Wimbledon is here and the strawberries and cream are ready, but will some female players be ready when it comes to their turn on the infamous grass courts?
Not according to Petra Kvitova, Wimbledon ladies’ champion. She’s spoken out recently about periods and how tough they are on female tennis players.
The Czech player was asked at a recent press conference how periods affected female players to which she replied that they were ‘quite tough’ and that being on her period during matches made things ‘difficult’.
Not only do players have to contend with physical symptoms, but at Wimbledon they can only have one break per set, which may not always be enough if periods are heavy.

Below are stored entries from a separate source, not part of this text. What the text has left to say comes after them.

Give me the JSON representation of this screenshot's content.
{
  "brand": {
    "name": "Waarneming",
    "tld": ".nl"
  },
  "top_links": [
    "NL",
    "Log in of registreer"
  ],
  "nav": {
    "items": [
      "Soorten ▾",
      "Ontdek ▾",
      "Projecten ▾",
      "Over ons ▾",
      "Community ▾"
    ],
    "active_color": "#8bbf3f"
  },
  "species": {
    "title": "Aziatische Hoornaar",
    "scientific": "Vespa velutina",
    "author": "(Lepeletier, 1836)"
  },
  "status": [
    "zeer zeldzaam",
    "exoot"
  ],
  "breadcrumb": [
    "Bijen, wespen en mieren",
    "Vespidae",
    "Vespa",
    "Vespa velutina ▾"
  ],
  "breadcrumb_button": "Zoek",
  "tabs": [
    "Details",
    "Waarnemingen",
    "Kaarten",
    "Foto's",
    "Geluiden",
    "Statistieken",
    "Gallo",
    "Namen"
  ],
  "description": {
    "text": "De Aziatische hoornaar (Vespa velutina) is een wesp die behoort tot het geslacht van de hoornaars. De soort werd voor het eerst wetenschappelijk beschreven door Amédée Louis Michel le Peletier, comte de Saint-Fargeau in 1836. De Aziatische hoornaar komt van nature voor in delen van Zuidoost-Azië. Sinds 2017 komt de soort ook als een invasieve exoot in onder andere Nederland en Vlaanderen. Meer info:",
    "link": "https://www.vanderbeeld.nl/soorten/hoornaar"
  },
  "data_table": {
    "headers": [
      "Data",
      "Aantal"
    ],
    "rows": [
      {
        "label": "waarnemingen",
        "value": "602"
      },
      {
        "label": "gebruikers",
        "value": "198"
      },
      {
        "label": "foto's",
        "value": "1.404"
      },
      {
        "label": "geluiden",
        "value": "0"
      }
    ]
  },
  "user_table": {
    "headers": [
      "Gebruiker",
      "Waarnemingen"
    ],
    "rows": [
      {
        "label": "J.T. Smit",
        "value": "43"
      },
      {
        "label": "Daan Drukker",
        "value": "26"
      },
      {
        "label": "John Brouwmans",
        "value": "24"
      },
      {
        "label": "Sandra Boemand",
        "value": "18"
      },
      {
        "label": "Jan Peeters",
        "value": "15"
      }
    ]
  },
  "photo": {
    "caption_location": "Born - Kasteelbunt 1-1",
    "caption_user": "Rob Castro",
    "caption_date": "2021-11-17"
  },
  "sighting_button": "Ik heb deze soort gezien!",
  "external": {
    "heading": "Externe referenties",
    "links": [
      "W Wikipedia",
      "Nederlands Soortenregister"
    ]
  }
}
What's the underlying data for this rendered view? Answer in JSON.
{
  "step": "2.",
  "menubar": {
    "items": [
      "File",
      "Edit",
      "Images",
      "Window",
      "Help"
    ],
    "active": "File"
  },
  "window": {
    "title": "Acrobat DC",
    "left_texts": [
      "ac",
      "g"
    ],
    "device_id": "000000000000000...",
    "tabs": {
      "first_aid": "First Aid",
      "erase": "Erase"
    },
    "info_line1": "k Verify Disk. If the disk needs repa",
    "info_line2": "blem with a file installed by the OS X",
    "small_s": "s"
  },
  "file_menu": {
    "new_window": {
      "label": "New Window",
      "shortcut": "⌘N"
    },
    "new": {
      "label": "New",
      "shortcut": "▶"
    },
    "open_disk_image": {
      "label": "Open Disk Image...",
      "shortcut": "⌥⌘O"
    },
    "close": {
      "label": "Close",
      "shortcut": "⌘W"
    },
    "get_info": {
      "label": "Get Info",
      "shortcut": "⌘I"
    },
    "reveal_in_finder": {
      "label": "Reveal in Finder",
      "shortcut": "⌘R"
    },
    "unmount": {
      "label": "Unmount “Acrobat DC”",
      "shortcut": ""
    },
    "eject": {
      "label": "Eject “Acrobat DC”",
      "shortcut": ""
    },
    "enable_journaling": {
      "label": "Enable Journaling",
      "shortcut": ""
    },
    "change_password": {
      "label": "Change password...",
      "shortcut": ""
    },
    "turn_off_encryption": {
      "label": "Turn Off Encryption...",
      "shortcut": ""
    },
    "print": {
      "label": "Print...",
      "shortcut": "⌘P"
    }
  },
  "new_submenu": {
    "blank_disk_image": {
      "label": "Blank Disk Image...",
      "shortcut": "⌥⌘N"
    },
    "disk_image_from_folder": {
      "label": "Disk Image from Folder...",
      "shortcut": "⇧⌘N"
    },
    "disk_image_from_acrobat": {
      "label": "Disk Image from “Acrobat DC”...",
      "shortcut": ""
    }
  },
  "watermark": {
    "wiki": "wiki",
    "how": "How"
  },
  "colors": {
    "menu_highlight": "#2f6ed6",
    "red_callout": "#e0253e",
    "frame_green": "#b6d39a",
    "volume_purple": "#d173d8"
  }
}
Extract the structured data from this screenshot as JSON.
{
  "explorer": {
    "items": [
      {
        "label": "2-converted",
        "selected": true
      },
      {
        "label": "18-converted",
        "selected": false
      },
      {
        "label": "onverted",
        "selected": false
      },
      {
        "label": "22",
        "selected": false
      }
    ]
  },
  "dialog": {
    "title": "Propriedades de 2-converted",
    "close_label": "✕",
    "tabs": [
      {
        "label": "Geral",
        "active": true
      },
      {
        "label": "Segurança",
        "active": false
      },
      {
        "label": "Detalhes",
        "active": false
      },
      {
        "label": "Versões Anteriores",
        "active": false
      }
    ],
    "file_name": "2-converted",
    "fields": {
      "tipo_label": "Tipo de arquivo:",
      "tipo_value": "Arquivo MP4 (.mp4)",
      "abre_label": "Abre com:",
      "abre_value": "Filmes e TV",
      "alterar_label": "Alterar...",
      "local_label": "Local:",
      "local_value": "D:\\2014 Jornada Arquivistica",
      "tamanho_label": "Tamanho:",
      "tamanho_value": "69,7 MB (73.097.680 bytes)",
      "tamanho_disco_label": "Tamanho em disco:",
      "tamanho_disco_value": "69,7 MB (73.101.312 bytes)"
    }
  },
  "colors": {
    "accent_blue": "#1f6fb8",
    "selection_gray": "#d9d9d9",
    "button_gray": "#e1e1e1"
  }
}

And let’s not forget about the famous Wimbledon whites! While protection is good these days, there’s also that fear of leaking, which would definitely affect performance.
She’s not the first female sports start to tackle the taboo of periods in sports. Previously Heather Watson, Britain’s number one tennis player, blamed her period on losing the first round of the Australia Open, saying it had made her dizzy and nauseous and that her energy levels were really low.

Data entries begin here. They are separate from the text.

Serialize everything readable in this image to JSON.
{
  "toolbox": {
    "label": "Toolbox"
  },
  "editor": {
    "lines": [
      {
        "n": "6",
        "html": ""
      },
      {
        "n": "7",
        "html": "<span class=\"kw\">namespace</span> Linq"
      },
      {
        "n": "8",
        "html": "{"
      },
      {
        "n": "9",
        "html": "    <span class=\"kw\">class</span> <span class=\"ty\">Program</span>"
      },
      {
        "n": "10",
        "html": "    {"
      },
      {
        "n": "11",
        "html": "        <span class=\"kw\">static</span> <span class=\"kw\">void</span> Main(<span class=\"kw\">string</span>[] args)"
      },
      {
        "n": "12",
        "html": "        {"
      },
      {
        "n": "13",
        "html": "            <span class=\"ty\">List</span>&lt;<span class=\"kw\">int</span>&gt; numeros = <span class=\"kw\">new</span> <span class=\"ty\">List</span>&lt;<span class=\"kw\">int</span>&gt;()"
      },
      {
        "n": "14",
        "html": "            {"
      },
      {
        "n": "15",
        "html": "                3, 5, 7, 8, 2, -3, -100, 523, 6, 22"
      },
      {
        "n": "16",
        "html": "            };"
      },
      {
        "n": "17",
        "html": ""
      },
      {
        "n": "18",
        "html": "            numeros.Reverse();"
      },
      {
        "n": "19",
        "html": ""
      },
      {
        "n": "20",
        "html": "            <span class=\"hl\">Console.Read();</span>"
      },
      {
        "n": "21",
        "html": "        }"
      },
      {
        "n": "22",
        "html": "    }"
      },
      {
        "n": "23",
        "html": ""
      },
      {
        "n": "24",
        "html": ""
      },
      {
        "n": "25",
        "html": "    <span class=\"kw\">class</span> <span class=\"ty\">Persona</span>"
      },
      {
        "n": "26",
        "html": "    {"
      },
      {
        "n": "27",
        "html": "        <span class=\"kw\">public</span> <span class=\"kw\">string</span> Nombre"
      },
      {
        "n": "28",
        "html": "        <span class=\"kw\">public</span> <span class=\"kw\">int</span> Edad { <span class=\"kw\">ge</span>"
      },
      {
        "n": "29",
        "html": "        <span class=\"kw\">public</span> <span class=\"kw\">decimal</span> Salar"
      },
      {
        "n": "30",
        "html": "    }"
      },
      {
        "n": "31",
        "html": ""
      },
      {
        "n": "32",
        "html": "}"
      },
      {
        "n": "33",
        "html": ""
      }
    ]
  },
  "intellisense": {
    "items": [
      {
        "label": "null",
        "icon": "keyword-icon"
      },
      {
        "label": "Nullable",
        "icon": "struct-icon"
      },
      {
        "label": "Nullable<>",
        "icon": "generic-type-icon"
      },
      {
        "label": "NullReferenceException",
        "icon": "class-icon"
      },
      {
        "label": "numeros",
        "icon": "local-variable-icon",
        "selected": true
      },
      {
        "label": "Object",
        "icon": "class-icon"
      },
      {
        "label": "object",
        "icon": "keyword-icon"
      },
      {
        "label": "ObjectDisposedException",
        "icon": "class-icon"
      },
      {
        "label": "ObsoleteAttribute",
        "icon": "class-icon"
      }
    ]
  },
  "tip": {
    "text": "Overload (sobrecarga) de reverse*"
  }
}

Generally your period can affect your physical performance, especially if you do have heavy periods as this can lead to anaemia, which can make you feel tired, dizzy and short of breath.
Even if you don’t suffer from heavy bleeding, low oestrogen and testosterone level at this time can make you feel more fatigued than normal. Plus, lower levels of these hormones can also lead to nasty sport-preventing headaches.
How to period-proof your workout
- If your periods are very heavy, it might be worth taking an iron supplement.
- Choose the right food. Nuts are a great snack as they’re full of magnesium. A deficiency in this mineral can make you feel fatigued.
- Jasmine not only smells great but also increases beta waves in the brain, which makes you feel more alert. Sniff some Jasmine oil or sip on Jasmine tea when you need a boost.
- Drinking lots of water is really essential at this time of the month. Our bodies need water to help carry nutrients and oxygen to cells, and without these you can feel tired and nauseous.
- Turn up the music. Research has found that that loud music may be one of the most effective ways to relieve stress and fight fatigue.